Le PES appelle à la création de comités d’action par les travailleurs sur chaque lieu de travail, dans chaque grande propriété et dans chaque quartier ouvrier, indépendamment des syndicats et des partis capitalistes et de leurs relais.

Nous avons élaboré un programme pour faire avancer la lutte des comités d’action pour défendre les droits démocratiques et sociaux des travailleurs.

Nous exigeons l’abolition immédiate de la présidence exécutive et l’abrogation de toutes les lois répressives, notamment la loi d’urgence, la loi sur les services publics essentiels et la loi sur la prévention du terrorisme.

Pour mettre fin au désastre social actuel, on doit réorganiser complètement la production et la distribution des biens essentiels afin de répondre aux besoins pressants de la majorité, et non aux profits de quelques riches. Nationaliser les banques, les grandes entreprises et les grands domaines sous le contrôle démocratique de la classe ouvrière. Répudier toutes les dettes étrangères.

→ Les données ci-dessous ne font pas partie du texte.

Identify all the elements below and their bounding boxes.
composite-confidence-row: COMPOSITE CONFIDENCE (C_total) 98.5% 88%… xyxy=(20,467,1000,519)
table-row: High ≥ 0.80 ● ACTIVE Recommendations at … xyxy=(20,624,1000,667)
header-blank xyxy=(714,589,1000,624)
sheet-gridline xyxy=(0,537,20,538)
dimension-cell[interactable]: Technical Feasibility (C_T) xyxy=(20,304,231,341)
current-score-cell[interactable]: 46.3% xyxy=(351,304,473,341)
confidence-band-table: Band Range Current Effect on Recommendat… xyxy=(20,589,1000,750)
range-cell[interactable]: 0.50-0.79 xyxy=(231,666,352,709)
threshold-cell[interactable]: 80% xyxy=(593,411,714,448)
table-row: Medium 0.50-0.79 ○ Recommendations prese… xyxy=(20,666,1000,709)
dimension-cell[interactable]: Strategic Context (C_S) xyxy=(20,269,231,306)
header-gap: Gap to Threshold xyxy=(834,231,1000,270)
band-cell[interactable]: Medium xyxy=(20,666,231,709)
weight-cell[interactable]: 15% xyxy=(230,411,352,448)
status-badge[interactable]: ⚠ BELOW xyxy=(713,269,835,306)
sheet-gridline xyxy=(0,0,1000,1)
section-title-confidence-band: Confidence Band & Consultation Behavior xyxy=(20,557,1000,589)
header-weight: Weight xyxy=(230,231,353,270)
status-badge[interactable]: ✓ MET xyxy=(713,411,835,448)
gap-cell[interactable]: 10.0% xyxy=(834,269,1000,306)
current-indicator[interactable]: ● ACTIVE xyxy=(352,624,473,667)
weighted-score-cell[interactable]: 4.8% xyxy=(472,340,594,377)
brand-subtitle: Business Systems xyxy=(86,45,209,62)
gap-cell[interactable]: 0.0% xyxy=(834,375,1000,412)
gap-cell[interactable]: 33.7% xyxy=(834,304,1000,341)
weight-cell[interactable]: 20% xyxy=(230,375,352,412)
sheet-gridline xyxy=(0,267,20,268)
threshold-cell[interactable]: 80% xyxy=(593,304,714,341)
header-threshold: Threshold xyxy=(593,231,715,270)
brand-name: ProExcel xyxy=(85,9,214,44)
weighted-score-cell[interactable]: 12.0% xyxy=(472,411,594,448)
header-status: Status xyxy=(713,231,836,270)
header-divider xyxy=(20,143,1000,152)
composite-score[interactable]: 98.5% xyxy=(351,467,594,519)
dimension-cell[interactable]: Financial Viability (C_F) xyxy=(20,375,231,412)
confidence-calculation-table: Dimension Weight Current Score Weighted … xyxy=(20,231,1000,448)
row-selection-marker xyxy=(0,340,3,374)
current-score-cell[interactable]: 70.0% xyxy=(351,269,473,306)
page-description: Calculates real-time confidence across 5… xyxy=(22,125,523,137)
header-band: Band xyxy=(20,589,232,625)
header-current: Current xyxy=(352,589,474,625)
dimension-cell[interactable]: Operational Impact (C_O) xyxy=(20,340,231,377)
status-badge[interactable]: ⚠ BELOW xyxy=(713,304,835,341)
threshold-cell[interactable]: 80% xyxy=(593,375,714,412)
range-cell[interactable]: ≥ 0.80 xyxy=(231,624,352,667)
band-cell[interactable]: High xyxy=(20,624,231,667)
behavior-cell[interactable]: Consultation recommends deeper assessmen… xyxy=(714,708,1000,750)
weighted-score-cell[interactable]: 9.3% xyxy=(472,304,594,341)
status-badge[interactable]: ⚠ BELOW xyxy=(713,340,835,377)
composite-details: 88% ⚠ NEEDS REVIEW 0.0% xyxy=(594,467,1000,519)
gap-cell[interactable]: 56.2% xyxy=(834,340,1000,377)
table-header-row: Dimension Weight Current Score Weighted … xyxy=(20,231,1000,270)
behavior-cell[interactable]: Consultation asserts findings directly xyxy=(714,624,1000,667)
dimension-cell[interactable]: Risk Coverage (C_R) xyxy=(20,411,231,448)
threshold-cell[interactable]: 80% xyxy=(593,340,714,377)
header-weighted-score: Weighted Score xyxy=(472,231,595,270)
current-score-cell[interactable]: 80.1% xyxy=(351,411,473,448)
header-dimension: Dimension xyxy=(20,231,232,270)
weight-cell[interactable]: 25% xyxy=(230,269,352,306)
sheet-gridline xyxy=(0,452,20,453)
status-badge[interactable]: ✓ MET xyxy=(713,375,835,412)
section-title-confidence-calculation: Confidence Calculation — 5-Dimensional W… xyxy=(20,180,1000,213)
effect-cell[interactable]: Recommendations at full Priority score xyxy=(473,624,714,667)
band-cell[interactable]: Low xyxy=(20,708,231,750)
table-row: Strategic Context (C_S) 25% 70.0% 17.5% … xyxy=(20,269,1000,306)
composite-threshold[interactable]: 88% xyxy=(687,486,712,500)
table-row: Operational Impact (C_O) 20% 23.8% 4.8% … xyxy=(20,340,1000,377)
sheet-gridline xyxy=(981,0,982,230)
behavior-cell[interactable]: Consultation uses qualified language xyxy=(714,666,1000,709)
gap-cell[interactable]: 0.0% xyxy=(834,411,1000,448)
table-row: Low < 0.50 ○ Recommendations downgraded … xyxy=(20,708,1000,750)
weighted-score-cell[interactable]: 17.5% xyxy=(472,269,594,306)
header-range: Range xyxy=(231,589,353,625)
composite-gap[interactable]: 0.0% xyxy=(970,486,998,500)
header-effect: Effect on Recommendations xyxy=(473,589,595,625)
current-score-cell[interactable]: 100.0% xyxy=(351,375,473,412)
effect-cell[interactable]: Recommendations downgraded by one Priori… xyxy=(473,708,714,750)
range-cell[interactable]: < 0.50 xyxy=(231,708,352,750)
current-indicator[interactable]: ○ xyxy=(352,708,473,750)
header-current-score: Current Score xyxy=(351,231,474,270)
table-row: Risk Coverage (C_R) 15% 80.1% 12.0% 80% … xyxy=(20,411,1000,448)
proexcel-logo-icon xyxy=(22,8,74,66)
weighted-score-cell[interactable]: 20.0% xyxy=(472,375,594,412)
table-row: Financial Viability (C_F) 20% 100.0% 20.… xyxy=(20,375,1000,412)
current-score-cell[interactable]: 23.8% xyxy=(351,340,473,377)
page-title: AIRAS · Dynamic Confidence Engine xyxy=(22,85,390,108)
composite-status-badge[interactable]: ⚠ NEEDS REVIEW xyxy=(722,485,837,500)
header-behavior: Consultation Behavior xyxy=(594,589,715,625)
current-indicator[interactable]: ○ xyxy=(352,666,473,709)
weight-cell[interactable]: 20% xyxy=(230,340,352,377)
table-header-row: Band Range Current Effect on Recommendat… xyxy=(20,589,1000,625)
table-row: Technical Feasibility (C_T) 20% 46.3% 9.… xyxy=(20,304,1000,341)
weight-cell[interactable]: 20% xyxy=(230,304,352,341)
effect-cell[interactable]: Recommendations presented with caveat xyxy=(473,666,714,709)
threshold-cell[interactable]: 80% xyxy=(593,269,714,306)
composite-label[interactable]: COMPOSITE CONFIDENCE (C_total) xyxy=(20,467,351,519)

La création de comités d’action pour lutter en faveur de ce programme établit la base de la lutte pour un gouvernement ouvrier et paysan qui mettra en œuvre des politiques socialistes. Dans cette lutte, les travailleurs du Sri Lanka doivent s’unir à la classe ouvrière internationale dans un combat commun contre le capitalisme. Ce dernier est la source des inégalités sociales, du désastre de la pandémie de COVID et de la guerre impérialiste.

Nous exhortons les travailleurs et les jeunes à rejoindre le PES et à lutter pour ce programme.